David Penberthy of The Punch doesn’t think Tony Abbott’s conservatism is the electoral poison many assume it is:

The first thing Labor must remember is that social conservatism, and politically incorrect beliefs, are not of themselves a black mark against your name in Australian politics.

People may remember a bloke by the name of John Howard who for almost all of his 11 years as PM was a spectacularly successful and overwhelmingly popular PM.

That’s how one side of politics remembers him, sure. Others remember his success being due largely to his rat cunning – his ability to wedge a cowardly ALP, his shameless targeted bribes before each election, schemes to keep potential labor voters from voting, his shameless scaremongering and outright lies. Of course, those were much easier to get away with from government – once he rode into power on a wave of anti-Keating sentiment by being a small target.

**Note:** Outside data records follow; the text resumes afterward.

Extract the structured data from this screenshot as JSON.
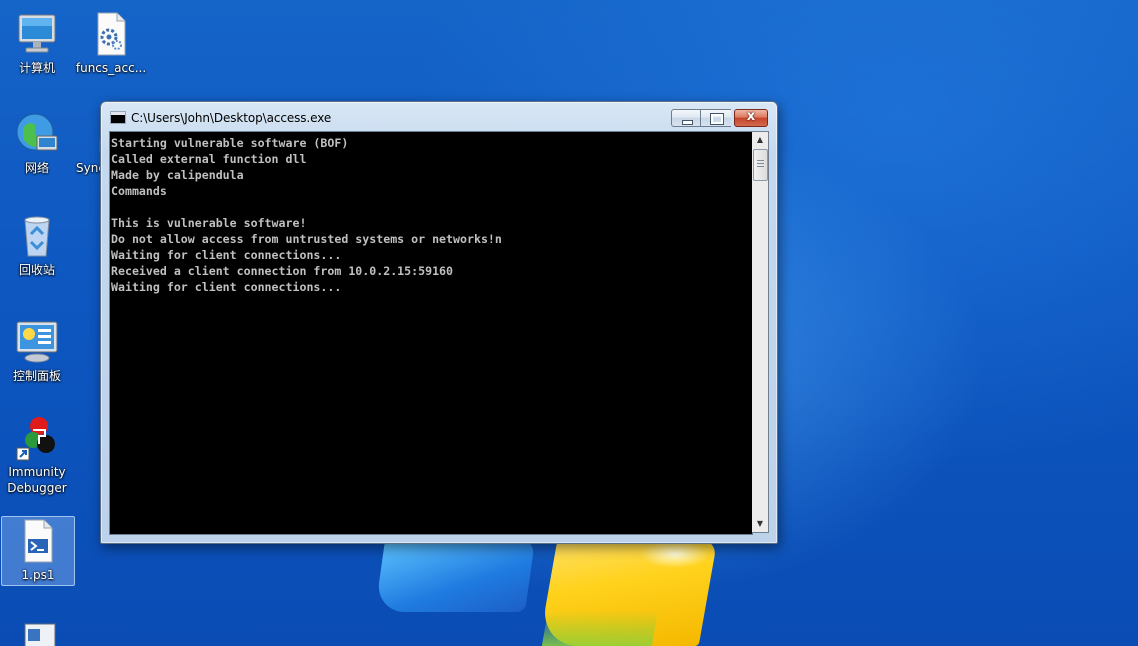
{
  "desktop": {
    "icons": [
      {
        "label": "计算机",
        "icon": "computer-icon"
      },
      {
        "label": "funcs_acc...",
        "icon": "settings-file-icon"
      },
      {
        "label": "网络",
        "icon": "network-icon"
      },
      {
        "label": "Sync",
        "icon": "sync-icon"
      },
      {
        "label": "回收站",
        "icon": "recycle-bin-icon"
      },
      {
        "label": "控制面板",
        "icon": "control-panel-icon"
      },
      {
        "label": "Immunity Debugger",
        "icon": "immunity-debugger-icon"
      },
      {
        "label": "1.ps1",
        "icon": "powershell-script-icon"
      }
    ]
  },
  "window": {
    "title": "C:\\Users\\John\\Desktop\\access.exe",
    "close_glyph": "x"
  },
  "console": {
    "lines": [
      "Starting vulnerable software (BOF)",
      "Called external function dll",
      "Made by calipendula",
      "Commands",
      "",
      "This is vulnerable software!",
      "Do not allow access from untrusted systems or networks!n",
      "Waiting for client connections...",
      "Received a client connection from 10.0.2.15:59160",
      "Waiting for client connections..."
    ]
  },
  "colors": {
    "console_bg": "#000000",
    "console_fg": "#c0c0c0",
    "desktop_blue": "#1564c8"
  }
}
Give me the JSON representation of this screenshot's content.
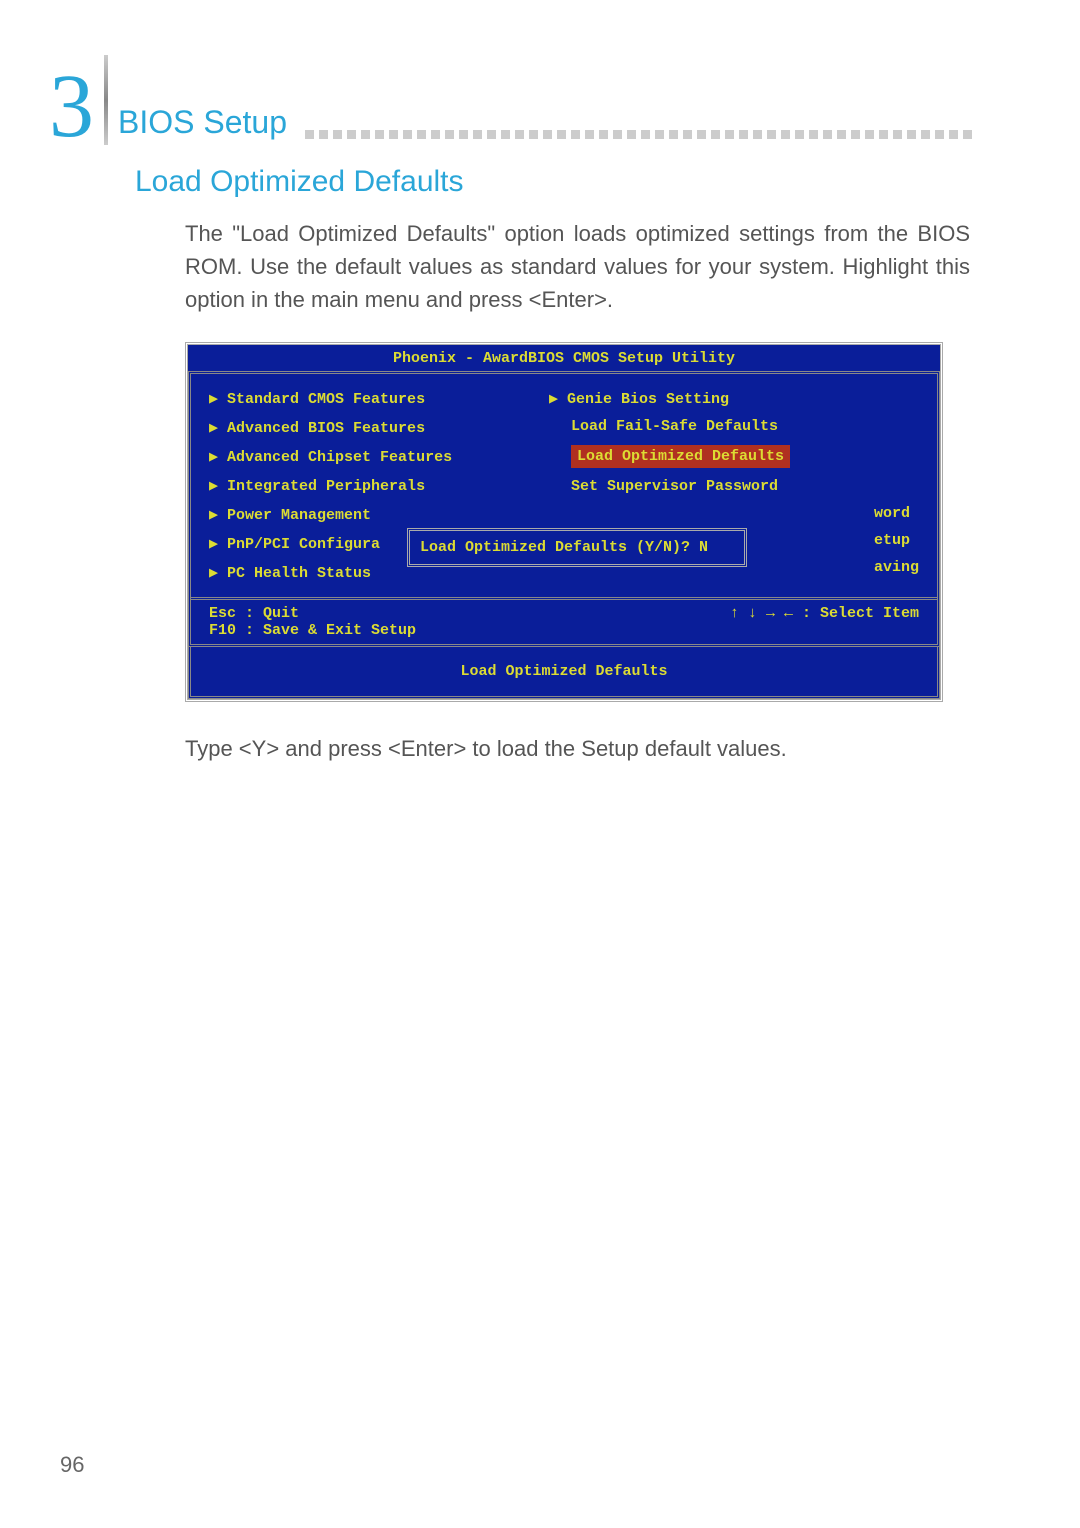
{
  "chapter": {
    "number": "3",
    "title": "BIOS Setup"
  },
  "section": {
    "heading": "Load Optimized Defaults"
  },
  "intro_text": "The \"Load Optimized Defaults\" option loads optimized settings from the BIOS ROM. Use the default values as standard values for your system. Highlight this option in the main menu and press <Enter>.",
  "bios": {
    "title": "Phoenix - AwardBIOS CMOS Setup Utility",
    "left_items": [
      "▶ Standard CMOS Features",
      "▶ Advanced BIOS Features",
      "▶ Advanced Chipset Features",
      "▶ Integrated Peripherals",
      "▶ Power Management",
      "▶ PnP/PCI Configura",
      "▶ PC Health Status"
    ],
    "right_items": [
      "▶ Genie Bios Setting",
      "Load Fail-Safe Defaults",
      "Load Optimized Defaults",
      "Set Supervisor Password",
      "word",
      "etup",
      "aving"
    ],
    "dialog_text": "Load Optimized Defaults (Y/N)? N",
    "footer_left": "Esc : Quit\nF10 : Save & Exit Setup",
    "footer_right": "↑ ↓ → ←   : Select Item",
    "footer_bar": "Load Optimized Defaults"
  },
  "closing_text": "Type <Y> and press <Enter> to load the Setup default values.",
  "page_number": "96"
}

Rudd is not even close to being as unpopular as Keating in 1996.

Penberthy suggests that Abbott will probably not seek to impose his more extreme views (on abortion, for example) on party policy – time will tell.

He dismisses concerns that Abbott’s hotheadedness is necessarily a problem – “We’ve had hotheads running the country before – voters in Australia do not judge their pollies on their manners.”

I’m not sure that’s an accurate assessment of the 2004 election.

Finally, on the subject of climate change:

Labor is taking a huge gamble if its writes off every critic of the ETS as a mad climate change denier. There are plenty among their number – but there are plenty of others who are simply confused by the detail, or angry that our nation is taking the moral high ground while many bigger and higher-polluting actions do nothing.

Polls suggest there aren’t enough of the latter on which a mainstream political party could realistically gamble its fortunes. I guess we’ll see.